Lady Dorothy [Nevill] has written very obligingly and sent a lot of orchids.
Thanks JL for a flower of Bolbophyllum, a genus that puzzles him.
Recent work has convinced him a number of orchids are male. Points out that JL [in The vegetable kingdom (1846), pp. 177–8] "accidentally misquoted" R. H. Schomburgk on this point.
Delayed thanking JL for two notes until he heard from Hooker about Acropera luteola; had no idea A. luteola was not a well-known name.
Cites his reasons for identifying A. loddigesii as male; hopes for a Gongora flower from Hooker which, JL suggested, may be the female.
Thanks JL for information about Acropera luteola.
Also thanks for the Gongora; cannot avoid the impression it is male.
Thanks JL for review [of Orchids, Gard.
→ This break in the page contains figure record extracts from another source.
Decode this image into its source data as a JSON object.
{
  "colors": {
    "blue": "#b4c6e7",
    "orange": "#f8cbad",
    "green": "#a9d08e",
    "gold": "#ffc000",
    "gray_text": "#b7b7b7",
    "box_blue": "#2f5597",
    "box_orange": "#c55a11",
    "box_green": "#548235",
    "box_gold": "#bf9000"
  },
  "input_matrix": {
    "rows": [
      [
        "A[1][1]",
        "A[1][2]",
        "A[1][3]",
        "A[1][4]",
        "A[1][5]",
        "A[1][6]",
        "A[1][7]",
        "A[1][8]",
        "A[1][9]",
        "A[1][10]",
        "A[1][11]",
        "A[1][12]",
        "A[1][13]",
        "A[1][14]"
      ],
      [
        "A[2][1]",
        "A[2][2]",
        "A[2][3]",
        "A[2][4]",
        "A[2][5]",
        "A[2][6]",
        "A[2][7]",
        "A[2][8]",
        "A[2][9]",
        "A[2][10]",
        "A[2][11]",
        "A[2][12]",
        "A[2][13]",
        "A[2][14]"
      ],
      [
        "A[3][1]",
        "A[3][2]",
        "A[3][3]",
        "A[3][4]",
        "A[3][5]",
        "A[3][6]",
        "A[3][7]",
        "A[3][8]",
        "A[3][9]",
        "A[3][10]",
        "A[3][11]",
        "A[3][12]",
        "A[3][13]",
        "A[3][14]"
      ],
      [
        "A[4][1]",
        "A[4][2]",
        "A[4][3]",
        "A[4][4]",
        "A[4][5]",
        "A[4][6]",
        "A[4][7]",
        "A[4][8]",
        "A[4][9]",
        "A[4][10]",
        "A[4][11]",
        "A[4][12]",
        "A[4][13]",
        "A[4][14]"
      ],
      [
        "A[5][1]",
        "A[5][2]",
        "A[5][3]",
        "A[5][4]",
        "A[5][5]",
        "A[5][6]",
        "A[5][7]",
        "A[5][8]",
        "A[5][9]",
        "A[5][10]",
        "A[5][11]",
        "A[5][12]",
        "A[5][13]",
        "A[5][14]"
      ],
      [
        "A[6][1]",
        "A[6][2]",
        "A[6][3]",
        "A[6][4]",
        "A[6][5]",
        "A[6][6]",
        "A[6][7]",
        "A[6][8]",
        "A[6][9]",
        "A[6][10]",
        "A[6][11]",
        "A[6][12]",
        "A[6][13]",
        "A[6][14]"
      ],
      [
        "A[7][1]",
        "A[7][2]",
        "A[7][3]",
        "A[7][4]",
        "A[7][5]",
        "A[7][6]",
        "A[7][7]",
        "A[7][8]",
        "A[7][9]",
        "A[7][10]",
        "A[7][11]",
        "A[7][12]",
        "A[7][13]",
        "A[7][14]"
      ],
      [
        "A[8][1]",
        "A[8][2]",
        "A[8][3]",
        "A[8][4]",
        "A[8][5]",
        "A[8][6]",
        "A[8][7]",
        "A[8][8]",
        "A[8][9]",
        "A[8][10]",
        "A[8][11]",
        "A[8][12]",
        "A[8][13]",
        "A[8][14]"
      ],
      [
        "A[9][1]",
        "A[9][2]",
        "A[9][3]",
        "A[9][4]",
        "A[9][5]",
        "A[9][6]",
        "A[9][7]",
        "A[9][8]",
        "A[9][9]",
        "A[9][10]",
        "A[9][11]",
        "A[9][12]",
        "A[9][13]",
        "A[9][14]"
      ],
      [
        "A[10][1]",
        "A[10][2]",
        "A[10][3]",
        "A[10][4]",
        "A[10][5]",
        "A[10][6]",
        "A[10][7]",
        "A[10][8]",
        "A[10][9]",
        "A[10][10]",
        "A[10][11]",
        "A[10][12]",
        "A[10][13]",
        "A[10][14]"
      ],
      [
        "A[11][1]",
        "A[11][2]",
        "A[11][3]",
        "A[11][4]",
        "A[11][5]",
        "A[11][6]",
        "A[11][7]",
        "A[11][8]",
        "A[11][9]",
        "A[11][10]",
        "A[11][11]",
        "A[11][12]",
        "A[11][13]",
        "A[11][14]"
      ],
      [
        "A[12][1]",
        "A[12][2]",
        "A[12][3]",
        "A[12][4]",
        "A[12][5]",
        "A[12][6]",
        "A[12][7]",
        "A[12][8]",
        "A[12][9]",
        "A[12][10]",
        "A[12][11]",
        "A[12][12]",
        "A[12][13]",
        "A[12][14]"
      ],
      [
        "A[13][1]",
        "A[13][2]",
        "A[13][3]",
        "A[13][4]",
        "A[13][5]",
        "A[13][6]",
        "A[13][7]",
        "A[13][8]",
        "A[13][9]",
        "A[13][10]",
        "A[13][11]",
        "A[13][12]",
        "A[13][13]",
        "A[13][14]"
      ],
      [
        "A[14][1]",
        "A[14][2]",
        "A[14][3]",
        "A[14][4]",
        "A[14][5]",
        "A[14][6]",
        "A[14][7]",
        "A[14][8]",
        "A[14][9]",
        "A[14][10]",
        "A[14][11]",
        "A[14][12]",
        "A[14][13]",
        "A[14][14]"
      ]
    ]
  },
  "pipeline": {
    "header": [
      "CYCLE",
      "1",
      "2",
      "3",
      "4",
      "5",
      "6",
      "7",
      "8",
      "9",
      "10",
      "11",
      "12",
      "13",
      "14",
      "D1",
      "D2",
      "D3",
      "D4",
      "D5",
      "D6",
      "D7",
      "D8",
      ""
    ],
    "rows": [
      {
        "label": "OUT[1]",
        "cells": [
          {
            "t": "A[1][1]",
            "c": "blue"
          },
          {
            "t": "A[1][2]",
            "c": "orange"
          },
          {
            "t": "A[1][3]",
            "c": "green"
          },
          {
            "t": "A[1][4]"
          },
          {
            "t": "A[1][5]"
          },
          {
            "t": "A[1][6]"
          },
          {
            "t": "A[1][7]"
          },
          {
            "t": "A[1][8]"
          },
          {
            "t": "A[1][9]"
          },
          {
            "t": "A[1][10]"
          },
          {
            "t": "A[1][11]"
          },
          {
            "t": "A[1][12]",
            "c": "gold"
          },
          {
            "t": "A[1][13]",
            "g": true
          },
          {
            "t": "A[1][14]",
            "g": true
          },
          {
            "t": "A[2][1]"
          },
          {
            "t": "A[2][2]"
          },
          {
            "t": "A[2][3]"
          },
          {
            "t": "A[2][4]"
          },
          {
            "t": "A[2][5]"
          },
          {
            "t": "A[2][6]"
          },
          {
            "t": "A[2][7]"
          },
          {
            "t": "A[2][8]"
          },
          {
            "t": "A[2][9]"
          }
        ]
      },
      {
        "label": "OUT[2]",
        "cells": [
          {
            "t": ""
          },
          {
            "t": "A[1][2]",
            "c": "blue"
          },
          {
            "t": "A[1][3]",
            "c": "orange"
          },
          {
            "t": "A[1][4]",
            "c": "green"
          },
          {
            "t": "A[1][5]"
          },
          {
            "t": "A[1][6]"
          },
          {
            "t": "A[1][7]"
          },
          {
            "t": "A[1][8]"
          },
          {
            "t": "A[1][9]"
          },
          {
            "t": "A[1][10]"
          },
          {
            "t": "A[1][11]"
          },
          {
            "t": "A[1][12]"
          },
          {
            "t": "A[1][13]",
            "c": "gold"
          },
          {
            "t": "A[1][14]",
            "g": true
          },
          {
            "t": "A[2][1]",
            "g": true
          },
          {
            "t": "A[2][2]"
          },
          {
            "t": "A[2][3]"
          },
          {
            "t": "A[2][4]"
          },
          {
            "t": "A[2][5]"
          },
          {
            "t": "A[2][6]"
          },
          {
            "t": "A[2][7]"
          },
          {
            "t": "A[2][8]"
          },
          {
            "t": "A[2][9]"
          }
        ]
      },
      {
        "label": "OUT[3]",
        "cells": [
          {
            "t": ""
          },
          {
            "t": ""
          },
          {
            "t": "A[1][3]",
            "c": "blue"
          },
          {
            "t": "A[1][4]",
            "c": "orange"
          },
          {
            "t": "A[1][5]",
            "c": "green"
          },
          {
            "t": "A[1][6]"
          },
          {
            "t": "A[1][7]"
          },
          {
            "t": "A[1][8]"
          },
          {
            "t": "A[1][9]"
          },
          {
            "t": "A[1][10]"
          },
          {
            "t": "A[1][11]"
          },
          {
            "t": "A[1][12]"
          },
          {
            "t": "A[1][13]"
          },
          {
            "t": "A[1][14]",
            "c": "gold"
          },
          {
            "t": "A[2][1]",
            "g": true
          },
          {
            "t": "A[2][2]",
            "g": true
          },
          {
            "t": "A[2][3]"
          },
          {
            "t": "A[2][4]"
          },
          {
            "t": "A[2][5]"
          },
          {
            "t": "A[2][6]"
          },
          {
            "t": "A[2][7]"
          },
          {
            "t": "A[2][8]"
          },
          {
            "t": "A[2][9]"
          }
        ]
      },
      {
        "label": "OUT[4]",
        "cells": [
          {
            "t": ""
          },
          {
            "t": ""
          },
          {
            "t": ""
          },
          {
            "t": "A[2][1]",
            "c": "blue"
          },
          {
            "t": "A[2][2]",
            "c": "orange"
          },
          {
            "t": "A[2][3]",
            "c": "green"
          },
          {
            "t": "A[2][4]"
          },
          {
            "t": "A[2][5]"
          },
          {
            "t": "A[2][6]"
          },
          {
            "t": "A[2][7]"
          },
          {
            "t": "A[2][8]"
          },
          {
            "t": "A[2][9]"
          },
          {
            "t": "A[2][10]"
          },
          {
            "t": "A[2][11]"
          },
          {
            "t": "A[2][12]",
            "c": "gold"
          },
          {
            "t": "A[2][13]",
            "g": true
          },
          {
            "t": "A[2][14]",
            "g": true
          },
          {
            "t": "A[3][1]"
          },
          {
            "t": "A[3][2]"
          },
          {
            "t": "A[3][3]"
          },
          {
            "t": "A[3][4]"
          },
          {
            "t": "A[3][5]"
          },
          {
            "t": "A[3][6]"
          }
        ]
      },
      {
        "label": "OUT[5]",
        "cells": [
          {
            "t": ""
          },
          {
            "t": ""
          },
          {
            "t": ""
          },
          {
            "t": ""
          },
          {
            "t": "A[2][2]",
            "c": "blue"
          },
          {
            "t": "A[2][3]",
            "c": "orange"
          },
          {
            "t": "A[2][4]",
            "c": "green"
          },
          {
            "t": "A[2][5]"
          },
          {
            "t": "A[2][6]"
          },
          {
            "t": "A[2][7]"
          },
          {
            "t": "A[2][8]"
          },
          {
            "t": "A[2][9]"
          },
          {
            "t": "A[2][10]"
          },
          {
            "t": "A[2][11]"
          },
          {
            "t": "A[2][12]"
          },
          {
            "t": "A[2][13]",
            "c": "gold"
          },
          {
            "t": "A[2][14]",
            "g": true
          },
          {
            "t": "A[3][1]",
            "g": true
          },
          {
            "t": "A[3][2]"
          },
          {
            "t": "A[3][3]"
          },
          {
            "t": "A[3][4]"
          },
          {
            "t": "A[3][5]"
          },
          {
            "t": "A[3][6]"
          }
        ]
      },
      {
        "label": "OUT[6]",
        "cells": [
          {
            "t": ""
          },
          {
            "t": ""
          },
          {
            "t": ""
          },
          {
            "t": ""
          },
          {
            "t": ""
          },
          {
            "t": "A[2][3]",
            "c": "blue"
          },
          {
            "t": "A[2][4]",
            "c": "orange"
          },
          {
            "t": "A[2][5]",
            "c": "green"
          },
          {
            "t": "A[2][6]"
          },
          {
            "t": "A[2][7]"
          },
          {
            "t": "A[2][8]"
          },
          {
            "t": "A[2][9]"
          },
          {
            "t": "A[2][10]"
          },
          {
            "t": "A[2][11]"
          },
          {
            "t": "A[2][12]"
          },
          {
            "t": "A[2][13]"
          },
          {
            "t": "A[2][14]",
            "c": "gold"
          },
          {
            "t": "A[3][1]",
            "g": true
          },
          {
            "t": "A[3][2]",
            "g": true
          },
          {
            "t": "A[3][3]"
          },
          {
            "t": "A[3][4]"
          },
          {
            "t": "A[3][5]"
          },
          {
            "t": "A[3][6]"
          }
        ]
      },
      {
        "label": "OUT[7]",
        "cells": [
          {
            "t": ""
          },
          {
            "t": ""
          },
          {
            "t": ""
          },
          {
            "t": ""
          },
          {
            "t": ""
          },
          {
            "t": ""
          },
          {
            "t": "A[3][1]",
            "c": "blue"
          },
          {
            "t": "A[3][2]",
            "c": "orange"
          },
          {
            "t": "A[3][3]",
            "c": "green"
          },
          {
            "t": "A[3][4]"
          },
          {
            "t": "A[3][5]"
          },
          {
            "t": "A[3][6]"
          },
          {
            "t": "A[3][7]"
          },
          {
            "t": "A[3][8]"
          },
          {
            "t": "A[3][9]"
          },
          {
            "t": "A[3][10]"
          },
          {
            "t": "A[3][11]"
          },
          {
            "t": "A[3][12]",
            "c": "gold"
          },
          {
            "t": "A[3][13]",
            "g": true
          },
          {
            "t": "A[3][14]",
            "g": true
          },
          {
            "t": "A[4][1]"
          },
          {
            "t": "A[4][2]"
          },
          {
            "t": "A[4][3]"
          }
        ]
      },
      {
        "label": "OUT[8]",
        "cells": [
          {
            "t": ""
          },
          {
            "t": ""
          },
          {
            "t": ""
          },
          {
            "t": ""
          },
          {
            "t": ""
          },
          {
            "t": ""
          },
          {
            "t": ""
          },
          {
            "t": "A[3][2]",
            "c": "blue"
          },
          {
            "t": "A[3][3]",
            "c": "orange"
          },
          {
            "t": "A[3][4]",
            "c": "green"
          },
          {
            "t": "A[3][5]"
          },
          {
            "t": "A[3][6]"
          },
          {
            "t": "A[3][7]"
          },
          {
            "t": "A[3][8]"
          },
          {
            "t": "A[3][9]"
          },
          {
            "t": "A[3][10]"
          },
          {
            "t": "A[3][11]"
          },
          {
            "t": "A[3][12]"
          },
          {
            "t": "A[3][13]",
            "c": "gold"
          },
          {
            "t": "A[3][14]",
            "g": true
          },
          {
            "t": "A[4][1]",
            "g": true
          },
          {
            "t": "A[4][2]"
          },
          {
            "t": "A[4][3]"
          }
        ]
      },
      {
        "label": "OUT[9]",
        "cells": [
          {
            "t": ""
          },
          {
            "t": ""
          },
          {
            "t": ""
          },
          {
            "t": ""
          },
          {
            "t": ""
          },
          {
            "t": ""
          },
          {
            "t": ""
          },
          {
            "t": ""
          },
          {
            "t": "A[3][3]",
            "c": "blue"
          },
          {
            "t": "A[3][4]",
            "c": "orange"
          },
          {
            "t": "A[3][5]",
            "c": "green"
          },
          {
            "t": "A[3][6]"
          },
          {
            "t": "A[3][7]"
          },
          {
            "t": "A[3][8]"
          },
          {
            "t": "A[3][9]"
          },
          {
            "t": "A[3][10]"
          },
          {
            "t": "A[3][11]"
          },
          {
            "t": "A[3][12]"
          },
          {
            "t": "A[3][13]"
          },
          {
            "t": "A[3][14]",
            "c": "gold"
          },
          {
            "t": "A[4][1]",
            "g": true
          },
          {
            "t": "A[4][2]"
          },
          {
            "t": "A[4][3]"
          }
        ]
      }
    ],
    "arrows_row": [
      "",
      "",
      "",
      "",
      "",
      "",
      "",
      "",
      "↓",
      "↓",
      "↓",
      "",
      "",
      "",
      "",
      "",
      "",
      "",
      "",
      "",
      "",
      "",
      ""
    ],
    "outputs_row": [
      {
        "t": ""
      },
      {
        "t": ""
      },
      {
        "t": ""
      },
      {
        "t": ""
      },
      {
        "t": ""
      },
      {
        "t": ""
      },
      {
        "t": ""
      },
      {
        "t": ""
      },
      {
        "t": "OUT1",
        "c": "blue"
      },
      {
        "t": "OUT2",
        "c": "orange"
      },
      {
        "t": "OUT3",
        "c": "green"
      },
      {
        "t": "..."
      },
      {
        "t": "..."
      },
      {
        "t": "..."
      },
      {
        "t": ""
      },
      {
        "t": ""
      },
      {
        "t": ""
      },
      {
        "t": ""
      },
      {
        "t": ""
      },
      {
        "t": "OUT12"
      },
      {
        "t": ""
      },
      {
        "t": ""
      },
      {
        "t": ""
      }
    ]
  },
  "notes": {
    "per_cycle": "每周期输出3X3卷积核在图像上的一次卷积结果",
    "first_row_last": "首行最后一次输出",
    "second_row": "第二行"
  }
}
Chron. (1862): 789–90, 863]; CD published almost by accident, having been led on in part by encouragement from JL.
CD sends seeds found by W. Kemp of Galashiels with explanation and request that they be planted and a report sent to him, so that Kemp may publish his discovery if results are interesting.
Will be happy to report on seeds sent by CD. Suggests names.
Much interested in CD’s communication [about W. Kemp] and seeds sent; does not know the species; has sent seeds to Henslow.
Describes a monstrous plant found near Ely.
CD sends a copy [of South America] to Gardeners’ Chronicle and refers to a passage on Patagonian salt; asks for backing and specific information supplementing his suggestion that an added chloride would increase the salt’s preserving power.